Personal information
- Full name: Darren James Handley
- Born: 18 December 1963 (age 62) Mount Beauty
- Original teams: Dederang-Mt Beauty, Myrtleford
- Height: 177 cm (5 ft 10 in)
- Weight: 76 kg (168 lb)

Playing career^{1}
- Years: Club / Games (Goals)
- 1986: Collingwood / 12 (10)
- 1987–1988: Fitzroy / 10 (7)
- Total:  / 22 (17)
- ^{1} Playing statistics correct to the end of 1988.

= Darren Handley =

Australian rules footballer

Darren Handley (born 18 December 1963) is a former Australian rules footballer who played with Collingwood and Fitzroy in the Victorian Football League (VFL).
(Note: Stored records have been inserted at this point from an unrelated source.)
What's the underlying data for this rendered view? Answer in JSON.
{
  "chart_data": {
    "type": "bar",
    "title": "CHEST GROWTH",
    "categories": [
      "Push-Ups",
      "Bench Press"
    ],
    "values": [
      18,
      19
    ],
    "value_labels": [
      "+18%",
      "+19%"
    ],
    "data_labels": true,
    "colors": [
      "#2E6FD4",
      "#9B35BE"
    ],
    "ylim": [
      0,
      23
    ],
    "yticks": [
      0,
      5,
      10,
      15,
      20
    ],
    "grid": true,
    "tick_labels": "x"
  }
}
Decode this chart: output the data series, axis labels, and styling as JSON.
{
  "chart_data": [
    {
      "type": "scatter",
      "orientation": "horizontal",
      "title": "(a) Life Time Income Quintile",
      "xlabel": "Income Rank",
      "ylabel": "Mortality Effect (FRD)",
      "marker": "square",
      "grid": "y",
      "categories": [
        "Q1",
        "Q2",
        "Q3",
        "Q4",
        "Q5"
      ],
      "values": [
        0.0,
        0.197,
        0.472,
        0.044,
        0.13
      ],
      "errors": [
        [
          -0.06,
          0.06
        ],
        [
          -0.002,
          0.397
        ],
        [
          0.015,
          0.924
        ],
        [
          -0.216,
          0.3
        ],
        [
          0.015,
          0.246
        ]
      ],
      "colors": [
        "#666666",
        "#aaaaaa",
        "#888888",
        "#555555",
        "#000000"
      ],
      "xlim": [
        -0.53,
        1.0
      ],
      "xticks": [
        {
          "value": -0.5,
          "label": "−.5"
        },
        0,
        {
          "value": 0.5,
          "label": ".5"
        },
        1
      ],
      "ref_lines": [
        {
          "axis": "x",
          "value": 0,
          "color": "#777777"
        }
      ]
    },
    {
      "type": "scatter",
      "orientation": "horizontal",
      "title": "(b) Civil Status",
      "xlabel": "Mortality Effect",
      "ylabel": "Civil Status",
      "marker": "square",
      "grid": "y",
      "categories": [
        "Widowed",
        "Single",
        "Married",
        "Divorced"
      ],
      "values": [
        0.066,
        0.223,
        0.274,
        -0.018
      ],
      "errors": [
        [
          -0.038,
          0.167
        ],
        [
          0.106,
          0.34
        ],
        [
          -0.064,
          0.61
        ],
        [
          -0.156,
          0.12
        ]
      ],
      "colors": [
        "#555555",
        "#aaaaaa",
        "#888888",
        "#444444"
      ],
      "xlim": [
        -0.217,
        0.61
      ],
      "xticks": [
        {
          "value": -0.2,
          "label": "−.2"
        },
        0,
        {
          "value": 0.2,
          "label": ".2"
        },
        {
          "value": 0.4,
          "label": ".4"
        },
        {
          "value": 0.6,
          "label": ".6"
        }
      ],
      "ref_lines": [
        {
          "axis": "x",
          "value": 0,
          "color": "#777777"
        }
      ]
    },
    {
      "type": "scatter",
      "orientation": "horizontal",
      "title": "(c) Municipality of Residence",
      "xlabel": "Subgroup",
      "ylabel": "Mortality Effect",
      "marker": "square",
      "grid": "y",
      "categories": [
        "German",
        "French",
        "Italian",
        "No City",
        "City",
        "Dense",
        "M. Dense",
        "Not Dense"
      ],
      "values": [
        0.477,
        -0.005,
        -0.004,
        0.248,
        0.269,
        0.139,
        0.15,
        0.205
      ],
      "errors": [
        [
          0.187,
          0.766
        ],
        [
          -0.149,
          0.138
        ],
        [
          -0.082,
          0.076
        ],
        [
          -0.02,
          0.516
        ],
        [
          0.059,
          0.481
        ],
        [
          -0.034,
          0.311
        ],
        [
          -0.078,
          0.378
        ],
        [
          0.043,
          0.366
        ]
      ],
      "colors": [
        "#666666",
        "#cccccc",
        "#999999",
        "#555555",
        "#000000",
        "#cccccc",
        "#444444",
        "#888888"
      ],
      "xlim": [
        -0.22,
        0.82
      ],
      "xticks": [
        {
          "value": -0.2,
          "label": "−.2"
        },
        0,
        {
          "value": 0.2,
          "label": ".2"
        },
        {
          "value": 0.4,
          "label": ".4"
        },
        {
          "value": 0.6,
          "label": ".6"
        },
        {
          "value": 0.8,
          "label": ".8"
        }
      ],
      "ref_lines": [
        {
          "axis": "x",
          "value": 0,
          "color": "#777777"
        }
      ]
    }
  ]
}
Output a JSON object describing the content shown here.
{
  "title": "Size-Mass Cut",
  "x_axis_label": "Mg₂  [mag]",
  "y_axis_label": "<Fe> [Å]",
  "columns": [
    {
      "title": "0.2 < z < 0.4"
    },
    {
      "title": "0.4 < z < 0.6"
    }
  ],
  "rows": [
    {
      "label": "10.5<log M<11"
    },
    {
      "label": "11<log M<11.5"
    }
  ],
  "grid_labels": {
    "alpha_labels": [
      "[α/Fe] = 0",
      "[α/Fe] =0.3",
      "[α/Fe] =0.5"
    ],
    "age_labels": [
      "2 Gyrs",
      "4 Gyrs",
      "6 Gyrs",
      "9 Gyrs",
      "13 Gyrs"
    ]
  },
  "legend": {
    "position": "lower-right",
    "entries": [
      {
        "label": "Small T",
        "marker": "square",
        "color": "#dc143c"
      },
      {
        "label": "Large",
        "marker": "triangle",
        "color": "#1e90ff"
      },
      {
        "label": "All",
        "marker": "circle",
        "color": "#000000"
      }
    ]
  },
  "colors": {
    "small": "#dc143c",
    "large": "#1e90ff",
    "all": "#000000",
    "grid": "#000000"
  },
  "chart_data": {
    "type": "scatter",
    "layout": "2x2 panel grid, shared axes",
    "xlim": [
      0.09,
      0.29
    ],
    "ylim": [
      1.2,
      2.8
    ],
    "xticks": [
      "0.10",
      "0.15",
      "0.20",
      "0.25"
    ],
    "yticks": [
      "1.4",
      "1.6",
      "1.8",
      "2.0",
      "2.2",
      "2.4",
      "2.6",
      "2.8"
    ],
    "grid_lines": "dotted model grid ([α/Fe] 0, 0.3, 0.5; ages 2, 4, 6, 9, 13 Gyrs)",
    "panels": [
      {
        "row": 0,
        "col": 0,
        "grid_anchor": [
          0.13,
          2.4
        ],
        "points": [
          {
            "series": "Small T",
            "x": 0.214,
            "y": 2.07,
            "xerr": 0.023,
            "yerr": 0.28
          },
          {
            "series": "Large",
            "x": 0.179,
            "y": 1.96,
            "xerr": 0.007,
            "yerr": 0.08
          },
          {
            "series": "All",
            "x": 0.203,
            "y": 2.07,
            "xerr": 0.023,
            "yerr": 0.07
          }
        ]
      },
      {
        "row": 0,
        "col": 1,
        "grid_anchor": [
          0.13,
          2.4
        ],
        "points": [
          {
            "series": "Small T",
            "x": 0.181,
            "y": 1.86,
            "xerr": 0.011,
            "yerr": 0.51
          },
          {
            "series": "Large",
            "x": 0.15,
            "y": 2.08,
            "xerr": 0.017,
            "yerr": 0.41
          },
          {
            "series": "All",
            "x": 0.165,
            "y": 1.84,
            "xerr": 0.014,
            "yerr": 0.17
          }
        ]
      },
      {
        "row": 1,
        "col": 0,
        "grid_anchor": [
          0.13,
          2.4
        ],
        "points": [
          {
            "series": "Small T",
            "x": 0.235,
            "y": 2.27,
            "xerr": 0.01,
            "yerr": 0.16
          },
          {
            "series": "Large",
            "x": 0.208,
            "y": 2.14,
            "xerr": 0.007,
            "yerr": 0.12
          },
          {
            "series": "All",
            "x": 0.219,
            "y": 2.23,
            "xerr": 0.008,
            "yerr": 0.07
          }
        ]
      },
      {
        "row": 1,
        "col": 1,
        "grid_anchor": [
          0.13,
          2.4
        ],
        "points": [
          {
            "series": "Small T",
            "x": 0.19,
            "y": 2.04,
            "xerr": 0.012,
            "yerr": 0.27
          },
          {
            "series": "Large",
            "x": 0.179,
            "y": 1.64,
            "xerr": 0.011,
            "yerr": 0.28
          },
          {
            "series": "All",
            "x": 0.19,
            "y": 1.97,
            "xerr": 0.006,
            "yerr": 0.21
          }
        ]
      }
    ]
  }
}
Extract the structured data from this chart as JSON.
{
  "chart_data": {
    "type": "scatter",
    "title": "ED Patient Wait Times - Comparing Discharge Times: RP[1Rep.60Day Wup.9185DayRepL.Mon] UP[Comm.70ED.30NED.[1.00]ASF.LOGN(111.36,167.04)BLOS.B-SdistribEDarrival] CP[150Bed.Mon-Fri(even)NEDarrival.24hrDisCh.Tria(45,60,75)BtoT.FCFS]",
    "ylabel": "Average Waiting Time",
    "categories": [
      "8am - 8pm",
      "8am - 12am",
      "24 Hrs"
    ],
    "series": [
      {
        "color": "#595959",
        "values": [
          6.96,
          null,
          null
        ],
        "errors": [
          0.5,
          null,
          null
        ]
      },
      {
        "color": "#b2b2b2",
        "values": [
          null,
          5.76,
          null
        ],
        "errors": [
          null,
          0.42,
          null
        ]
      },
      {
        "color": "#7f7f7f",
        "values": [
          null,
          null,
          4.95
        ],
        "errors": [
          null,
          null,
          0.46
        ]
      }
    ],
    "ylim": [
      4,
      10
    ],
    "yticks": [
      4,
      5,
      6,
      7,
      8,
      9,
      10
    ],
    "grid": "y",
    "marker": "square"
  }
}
Originally playing for Dederang-Mt Beauty Football Club then moved onto Myrtleford, Handley played one season at Collingwood, in 1986. He debuted in round 10 and missed only one game for the rest of the year. His best performance came in Collingwood's win over Fitzroy at Waverley Park, earning three Brownlow Medal votes for 28 disposals and four goals.

Handley played 10 games for Fitzroy, two in 1987 and eight in 1988. He announced in 1989 that he was taking a break from football in order to recover from a chronic groin injury.

He coached Victorian Amateur Football Association club Old Essendon Grammarians in 2006 and 2007.